Measuring wellbeing: the development of He Rangitapu He Tohu Ora
Since the Trust’s inception in 1993, we’ve provided millions in funding for community projects and initiatives for our beneficiaries, the people of Tairāwhiti. In 2018, trustees committed to getting a better understanding on the impacts of their decisions on community wellbeing.
Around the same time, the government was developing its Wellbeing Budget and Treasury’s Living Standards Framework, which also centred around wellbeing. Trustees were concerned the data used by the government to create the Wellbeing Budget didn’t accurately reflect our region, as Tairāwhiti was often grouped with Hawke’s Bay data.
The Trust engaged Dr Brigid O’Brian to provide a comprehensive overview of wellbeing and how it was being measured globally. She produced a research report Tū ora ai tātou – Living Well Together, which gave examples of 57 wellbeing frameworks from around the world.
The report highlighted the need for the Trust to measure its impact and build evidence to inform future funding decisions that would achieve the greatest wellbeing impacts for the region. The Trust also needed data from substantial sample sizes, so it was robust and reflected what was happening here.
Informed by the research findings, the Trust began community engagement to find out what wellbeing meant to the people of Tairāwhiti.
Erina Hurihanganui, the Trust’s general manager of wellbeing and impact, was appointed to head the engagement programme and use the findings to design a wellbeing framework.
The campaign asked, ‘what are the things that matter to you the most?’
“We engaged with a wide-range of people and groups, giving stakeholder presentations to tell everyone what we were doing,” Erina said.

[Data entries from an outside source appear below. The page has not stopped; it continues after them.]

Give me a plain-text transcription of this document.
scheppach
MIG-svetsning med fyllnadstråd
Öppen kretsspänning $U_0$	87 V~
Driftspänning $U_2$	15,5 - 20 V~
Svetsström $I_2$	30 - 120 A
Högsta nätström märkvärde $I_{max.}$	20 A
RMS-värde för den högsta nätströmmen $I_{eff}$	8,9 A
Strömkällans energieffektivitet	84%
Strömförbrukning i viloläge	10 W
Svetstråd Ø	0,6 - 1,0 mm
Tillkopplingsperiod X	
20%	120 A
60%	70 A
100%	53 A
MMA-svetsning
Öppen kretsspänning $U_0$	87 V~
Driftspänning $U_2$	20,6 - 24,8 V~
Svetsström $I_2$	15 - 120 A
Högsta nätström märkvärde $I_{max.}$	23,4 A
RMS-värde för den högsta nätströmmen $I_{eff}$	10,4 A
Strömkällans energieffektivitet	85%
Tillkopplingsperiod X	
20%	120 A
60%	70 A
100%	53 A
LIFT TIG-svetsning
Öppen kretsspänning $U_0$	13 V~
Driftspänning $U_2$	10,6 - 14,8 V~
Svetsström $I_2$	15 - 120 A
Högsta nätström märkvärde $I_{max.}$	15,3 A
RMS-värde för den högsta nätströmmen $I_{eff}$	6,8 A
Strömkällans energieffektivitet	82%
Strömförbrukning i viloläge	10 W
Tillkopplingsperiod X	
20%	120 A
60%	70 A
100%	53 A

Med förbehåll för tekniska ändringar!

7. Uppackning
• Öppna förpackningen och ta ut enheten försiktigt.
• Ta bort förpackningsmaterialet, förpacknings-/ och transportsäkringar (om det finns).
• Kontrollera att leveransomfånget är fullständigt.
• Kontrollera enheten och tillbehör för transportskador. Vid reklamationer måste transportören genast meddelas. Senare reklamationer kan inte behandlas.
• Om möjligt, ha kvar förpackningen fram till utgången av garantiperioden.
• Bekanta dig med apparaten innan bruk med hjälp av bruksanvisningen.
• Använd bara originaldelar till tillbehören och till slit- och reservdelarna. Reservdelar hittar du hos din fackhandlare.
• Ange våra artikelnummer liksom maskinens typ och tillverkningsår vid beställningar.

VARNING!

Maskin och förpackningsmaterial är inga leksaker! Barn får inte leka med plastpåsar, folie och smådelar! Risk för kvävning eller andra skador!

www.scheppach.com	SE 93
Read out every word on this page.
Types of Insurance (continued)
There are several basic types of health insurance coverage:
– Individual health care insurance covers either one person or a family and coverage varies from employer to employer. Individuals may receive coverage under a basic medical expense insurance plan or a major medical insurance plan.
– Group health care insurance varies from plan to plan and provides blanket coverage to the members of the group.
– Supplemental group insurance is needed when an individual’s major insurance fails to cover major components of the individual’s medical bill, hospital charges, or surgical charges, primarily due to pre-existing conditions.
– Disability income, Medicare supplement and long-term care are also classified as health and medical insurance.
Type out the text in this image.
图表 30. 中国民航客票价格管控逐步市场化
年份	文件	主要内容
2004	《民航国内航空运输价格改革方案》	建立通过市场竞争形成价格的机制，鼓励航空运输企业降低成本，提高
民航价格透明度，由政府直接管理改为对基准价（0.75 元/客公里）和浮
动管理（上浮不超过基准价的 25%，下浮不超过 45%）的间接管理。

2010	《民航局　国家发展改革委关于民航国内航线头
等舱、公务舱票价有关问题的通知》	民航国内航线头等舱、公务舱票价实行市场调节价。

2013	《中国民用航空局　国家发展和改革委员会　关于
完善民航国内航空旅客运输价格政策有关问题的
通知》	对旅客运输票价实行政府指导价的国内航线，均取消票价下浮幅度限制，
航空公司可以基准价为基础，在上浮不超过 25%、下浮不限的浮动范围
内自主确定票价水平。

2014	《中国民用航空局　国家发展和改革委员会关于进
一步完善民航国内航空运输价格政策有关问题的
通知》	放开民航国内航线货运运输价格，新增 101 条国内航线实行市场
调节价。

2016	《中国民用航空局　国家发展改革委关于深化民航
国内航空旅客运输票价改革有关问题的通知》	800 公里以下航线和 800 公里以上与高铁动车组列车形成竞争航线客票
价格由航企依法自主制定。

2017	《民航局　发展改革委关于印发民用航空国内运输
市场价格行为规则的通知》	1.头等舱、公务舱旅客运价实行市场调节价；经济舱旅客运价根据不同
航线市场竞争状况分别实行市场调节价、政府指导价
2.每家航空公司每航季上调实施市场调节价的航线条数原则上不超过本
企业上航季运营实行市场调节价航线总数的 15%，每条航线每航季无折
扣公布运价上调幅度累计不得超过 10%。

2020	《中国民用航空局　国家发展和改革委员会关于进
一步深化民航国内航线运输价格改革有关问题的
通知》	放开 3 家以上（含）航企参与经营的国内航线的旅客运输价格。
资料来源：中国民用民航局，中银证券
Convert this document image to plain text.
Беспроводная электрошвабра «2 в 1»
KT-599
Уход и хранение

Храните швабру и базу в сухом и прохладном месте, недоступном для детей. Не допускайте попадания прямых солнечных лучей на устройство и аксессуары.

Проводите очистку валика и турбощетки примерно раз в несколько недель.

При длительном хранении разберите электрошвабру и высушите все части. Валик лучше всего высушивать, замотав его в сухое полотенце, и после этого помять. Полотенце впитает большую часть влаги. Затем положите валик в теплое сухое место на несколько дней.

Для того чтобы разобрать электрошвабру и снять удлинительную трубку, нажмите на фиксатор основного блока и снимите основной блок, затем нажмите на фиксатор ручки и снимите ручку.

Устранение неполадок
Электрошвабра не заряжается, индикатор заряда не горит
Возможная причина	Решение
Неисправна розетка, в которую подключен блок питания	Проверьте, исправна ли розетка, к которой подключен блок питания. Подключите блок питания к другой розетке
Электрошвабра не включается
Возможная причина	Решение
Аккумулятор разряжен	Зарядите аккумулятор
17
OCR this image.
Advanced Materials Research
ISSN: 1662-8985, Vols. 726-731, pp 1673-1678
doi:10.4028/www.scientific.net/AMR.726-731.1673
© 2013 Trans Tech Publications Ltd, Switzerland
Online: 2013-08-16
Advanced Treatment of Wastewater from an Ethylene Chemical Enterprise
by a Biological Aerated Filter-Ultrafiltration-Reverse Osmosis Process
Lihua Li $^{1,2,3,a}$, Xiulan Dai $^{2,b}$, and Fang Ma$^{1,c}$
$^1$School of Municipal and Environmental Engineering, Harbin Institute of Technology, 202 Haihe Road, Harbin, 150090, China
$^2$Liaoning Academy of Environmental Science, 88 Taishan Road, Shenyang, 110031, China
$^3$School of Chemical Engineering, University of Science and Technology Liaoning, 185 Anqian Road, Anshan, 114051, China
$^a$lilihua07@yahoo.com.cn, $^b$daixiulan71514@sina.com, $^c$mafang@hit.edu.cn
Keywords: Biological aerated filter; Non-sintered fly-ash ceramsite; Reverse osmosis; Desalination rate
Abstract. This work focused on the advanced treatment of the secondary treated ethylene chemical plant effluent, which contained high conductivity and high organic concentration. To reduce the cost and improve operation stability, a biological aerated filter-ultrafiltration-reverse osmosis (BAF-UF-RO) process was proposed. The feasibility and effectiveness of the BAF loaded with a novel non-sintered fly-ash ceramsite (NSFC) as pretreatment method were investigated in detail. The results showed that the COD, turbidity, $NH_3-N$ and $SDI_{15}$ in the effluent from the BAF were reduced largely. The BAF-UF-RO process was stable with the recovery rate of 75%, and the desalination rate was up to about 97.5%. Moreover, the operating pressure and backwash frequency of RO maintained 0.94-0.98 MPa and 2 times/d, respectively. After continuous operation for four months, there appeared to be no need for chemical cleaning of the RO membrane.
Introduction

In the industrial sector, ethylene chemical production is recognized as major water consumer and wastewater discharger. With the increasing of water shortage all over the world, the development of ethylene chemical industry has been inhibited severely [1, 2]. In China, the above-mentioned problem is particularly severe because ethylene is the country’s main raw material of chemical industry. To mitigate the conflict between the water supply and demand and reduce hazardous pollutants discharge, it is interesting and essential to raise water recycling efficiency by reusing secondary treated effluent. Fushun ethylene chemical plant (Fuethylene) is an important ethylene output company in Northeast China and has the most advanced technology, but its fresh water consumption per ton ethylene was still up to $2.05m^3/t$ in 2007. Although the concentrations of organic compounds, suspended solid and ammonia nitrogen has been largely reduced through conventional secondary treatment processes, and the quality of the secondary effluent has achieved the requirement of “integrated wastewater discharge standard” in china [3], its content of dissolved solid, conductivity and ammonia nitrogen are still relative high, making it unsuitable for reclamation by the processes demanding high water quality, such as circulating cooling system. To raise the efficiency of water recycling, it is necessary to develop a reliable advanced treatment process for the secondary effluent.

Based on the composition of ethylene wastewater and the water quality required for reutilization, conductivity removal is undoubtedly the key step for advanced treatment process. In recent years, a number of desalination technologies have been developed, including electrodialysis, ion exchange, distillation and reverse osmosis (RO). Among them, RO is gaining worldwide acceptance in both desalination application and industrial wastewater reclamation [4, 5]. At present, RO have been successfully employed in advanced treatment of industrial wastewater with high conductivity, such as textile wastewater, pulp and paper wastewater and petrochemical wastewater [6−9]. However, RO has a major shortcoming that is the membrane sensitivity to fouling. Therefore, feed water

“We held forums with businesses, learning institutions, health providers and social services, whānau and iwi, as well as focus groups to drill deeper into the things that matter.”
Over the eight months the Trust engaged with about 1200 people.
The data was analysed in line with the primary research by Dr O’Brien, and as stand-alone data. This aligned the preliminary research with the Tairāwhiti data.
The result, He Tohu Ora – Tairāwhiti Wellbeing, is a co-design based on the obligations under the Trust Deed, the research, community engagement, plus technical and expert support.
“Our framework has common elements with the Treasury Living Standards Framework, the Sustainable Development Goals as well as synergies to the Local Government Act,” Erina says.
“It was created to inform Trust investment decisions but has ended up being so much more. It’s used as a lens over our internal operations and provides a structure for the Trust’s Strategic Plan and Statement of Intent.”